Radiocontrast-induced DNA fragmentation of renal tubular cells in vitro: role of hypertonicity.

Abstract

Radiocontrast-induced nephropathy is a clinically important complication of invasive cardiological procedures. It has been associated with DNA fragmentation of renal tubular cells, which is a hallmark feature of programmed cell death (apoptosis). We investigated the mechanism of this DNA fragmentation in an in vitro model of radiocontrast cytotoxicity on renal epithelial cells. Madin Darby canine kidney (MDCK) cell monolayers were incubated (for 2-8 h) with isoiodine doses (37-111 mg iodine/ml) of the highly hyperosmolal, ionic radiocontrast agent diatrizoate or of the less hyperosmolal, non-ionic substance iopamidol.
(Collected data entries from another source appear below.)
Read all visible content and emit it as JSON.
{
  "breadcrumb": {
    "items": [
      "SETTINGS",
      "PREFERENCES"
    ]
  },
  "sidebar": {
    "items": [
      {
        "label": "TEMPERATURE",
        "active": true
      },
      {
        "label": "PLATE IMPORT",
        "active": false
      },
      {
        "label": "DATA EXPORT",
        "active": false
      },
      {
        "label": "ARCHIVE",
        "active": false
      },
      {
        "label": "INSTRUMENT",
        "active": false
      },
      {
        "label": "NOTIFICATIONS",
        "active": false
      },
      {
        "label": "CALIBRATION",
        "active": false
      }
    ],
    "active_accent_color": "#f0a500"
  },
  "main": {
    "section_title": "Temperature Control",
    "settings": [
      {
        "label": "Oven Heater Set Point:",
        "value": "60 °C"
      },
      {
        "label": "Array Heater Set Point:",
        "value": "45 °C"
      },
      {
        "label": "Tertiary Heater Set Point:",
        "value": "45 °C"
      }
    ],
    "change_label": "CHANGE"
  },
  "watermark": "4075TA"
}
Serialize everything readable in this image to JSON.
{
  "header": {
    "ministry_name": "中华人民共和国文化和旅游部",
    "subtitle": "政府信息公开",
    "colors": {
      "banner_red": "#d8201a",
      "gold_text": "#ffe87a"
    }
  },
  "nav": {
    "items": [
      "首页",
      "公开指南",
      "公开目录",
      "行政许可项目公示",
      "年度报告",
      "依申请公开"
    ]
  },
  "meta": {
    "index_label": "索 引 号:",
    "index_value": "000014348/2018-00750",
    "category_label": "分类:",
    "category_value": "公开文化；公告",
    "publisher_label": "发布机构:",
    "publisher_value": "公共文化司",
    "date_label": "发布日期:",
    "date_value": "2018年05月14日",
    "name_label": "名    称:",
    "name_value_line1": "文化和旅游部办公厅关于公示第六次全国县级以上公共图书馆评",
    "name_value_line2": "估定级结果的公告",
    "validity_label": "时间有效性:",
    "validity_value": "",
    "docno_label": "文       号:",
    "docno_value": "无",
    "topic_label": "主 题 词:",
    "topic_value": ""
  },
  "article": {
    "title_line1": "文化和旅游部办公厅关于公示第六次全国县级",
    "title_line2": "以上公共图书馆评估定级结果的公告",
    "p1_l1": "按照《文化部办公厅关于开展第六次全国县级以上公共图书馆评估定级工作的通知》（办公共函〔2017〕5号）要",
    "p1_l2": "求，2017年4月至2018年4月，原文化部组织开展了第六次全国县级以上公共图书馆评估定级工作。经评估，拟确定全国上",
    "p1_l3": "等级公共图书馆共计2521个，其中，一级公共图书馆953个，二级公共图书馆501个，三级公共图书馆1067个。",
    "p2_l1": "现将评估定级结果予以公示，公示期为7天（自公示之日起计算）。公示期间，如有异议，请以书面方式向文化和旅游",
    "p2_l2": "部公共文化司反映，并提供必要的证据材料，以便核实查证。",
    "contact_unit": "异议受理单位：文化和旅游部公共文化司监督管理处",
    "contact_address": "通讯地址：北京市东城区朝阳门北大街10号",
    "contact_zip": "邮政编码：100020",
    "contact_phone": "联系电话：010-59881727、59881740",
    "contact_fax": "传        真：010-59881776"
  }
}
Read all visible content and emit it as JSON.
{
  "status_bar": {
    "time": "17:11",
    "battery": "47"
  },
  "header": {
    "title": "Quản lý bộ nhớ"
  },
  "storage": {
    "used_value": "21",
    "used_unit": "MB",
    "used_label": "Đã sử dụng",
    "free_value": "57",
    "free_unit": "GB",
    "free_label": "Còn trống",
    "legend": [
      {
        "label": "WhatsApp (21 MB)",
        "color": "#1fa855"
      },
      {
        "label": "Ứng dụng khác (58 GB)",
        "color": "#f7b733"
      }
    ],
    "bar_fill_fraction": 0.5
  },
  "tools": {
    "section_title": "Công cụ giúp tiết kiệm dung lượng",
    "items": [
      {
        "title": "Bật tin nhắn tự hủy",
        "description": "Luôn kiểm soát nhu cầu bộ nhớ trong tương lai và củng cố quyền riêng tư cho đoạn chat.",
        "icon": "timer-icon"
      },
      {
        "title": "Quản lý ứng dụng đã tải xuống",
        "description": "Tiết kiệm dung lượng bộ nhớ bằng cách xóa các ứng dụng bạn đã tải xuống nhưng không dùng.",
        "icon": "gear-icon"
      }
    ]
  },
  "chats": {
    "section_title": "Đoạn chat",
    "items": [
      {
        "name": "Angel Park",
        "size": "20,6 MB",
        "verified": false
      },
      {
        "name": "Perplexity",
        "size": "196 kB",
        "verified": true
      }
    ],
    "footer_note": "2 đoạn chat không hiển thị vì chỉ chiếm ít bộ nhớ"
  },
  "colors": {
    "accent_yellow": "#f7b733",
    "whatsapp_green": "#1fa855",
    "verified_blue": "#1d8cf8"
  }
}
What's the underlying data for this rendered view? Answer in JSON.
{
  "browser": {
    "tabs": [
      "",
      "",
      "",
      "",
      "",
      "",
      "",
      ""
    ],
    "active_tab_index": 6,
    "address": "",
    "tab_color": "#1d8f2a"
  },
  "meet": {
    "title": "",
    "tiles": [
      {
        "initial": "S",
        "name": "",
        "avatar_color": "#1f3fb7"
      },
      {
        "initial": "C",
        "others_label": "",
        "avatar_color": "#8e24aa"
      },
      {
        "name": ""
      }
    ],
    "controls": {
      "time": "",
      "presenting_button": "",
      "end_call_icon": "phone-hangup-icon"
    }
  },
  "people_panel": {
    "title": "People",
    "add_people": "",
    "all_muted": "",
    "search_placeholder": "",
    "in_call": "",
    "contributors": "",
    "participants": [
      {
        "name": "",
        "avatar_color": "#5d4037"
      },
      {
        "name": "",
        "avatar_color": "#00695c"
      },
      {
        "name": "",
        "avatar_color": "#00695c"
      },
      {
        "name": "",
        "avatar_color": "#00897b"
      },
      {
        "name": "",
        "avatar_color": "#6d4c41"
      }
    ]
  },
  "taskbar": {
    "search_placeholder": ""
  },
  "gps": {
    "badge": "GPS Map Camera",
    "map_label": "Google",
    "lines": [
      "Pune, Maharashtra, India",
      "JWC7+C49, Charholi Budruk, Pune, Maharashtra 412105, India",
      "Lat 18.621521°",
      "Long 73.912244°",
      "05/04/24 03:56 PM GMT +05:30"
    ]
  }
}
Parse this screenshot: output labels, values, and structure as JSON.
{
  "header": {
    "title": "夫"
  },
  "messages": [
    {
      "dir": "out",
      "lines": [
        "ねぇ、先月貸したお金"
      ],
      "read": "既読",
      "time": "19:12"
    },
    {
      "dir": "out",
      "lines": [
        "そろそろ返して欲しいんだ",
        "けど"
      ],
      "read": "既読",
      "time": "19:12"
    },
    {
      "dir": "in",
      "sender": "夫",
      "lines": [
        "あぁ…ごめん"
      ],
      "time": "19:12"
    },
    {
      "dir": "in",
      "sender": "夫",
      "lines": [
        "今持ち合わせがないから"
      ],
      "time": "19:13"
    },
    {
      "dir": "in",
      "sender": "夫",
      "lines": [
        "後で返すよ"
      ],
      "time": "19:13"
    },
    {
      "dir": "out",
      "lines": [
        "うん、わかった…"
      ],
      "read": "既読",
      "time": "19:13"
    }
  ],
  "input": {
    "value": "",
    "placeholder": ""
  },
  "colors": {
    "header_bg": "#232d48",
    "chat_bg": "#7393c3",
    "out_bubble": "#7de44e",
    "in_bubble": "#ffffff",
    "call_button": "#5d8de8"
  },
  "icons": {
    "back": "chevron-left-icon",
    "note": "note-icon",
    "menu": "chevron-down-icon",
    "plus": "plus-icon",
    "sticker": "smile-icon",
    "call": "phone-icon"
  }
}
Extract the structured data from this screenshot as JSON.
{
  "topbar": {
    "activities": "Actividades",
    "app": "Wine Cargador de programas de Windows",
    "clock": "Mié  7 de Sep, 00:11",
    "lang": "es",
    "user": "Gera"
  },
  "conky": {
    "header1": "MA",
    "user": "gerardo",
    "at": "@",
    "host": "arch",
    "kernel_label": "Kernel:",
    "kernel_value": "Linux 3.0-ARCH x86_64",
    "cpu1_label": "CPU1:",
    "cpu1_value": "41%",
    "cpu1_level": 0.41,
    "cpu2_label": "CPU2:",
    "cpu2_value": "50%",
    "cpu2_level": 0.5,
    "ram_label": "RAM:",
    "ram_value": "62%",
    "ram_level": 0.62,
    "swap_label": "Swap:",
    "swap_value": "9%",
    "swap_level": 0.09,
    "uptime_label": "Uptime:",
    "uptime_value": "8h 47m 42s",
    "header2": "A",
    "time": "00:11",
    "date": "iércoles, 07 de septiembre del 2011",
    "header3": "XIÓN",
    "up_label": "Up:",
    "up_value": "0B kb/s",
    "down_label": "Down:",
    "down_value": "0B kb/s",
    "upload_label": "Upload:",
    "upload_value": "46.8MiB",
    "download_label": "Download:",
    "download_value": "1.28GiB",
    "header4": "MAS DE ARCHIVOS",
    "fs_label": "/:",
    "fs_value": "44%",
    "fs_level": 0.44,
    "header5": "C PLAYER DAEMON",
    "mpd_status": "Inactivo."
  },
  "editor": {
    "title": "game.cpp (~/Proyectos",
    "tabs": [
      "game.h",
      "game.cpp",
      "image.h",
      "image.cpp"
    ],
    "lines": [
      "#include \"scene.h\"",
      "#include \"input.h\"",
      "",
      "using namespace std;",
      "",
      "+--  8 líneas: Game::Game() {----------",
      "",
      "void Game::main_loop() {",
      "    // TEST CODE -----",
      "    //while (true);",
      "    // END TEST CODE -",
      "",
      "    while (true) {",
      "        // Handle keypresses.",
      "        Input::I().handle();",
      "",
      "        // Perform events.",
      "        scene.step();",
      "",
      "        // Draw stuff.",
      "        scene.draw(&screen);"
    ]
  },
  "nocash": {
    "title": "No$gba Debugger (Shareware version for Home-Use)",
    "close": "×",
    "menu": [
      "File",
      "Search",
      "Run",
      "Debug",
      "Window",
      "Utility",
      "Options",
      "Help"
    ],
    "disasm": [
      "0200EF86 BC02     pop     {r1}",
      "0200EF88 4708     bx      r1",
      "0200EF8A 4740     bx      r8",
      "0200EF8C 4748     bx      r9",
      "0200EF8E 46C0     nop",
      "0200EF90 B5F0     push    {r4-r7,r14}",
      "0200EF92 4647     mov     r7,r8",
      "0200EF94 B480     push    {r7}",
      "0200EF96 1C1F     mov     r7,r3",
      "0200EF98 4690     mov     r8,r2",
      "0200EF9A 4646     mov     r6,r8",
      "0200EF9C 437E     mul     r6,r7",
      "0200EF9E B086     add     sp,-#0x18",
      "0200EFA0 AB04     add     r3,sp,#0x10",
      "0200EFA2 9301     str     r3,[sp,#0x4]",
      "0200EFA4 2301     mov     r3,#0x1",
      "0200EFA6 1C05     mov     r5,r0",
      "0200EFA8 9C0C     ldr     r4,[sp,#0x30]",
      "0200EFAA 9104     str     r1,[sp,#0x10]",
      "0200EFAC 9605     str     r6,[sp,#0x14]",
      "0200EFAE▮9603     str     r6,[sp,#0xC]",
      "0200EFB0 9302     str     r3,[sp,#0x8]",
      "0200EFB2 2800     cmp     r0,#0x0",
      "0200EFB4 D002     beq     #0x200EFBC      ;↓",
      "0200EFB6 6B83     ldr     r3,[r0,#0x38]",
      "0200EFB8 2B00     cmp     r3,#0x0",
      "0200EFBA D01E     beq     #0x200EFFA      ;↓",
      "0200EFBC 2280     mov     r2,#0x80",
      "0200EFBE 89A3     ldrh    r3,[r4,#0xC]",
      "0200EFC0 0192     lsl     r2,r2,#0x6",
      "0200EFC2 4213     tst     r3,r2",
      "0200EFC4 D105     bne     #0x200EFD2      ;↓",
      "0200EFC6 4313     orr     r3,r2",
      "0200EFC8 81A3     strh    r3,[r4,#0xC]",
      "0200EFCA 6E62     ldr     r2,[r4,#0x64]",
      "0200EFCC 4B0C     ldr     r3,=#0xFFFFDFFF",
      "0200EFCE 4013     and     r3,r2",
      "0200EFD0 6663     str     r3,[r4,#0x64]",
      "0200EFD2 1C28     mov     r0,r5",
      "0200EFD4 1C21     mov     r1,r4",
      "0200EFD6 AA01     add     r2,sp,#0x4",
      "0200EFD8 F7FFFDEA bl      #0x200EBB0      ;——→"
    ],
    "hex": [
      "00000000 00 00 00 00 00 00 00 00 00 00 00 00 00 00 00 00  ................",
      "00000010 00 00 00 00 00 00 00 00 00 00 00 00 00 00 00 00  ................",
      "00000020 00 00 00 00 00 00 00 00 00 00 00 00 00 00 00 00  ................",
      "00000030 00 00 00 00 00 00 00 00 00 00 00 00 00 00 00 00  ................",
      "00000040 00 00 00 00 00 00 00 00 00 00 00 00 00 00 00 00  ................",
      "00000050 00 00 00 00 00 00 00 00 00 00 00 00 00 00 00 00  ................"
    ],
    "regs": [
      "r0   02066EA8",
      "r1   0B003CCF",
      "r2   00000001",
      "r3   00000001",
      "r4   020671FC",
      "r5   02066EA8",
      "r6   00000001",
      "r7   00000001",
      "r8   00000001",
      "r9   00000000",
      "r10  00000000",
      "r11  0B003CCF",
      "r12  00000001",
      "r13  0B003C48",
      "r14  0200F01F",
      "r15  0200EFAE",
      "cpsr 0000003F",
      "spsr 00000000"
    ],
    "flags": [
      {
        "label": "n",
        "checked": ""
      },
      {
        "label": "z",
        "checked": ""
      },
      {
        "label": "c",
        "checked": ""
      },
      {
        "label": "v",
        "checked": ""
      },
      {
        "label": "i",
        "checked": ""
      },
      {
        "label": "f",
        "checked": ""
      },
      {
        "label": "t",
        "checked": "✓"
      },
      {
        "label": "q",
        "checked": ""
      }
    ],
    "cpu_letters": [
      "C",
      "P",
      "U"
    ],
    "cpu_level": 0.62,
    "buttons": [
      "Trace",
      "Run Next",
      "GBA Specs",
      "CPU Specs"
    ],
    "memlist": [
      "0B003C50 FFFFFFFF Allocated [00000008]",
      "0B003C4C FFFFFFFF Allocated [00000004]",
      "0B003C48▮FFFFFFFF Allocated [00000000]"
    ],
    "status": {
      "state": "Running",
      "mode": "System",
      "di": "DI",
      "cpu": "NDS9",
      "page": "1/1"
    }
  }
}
Mannitol, urea, and NaCl control media of corresponding hyperosmolality were used to evaluate the contribution of hypertonicity, hyperosmolality and/or ionic strength to radiocontrast toxicity. DNA fragmentation was assessed using fluorescence-activated cell sorting (FACS), agarose gel electrophoresis and terminal deoxynucleotidyl transferase-mediated deoxyuridine nick end labelling (TUNEL), cell morphology was analysed in Giemsa-stained cytospins. Diatrizoate induced concentration- and time-dependent DNA fragmentation of MDCK cells which was associated with morphological signs of apoptosis. Cycloheximide (1 microg/ml) did not prevent diatrizoate-induced DNA fragmentation, indicating that it is not dependent on protein synthesis. Diatrizoate-mediated cell death was associated with cell detachment from the tissue culture matrix. However, the DNA fragmentation is not a consequence of cell detachment since the prevention of cell attachment on agarose-coated dishes induced significantly less DNA fragmentation than diatrizoate. Iopamidol caused no detectable DNA breakdown. In contrast, hypertonic mannitol and sodium chloride, but not hyperosmolal urea, induced DNA fragmentation in MDCK cells, albeit less than diatrizoate. The DNA fragmentation of MDCK cells induced by diatrizoate is related to its hypertonicity in this in vitro model of radiocontrast cytotoxicity. Nuclear disintegration with subsequent cell death may contribute to the pathophysiology of radiocontrast-induced nephropathy, particularly in the hypertonic/hypoxic environment of the renal medulla. The present results underscore the importance of avoiding hyperosmolal urine states in patients at high risk of radiocontrast-induced nephropathy.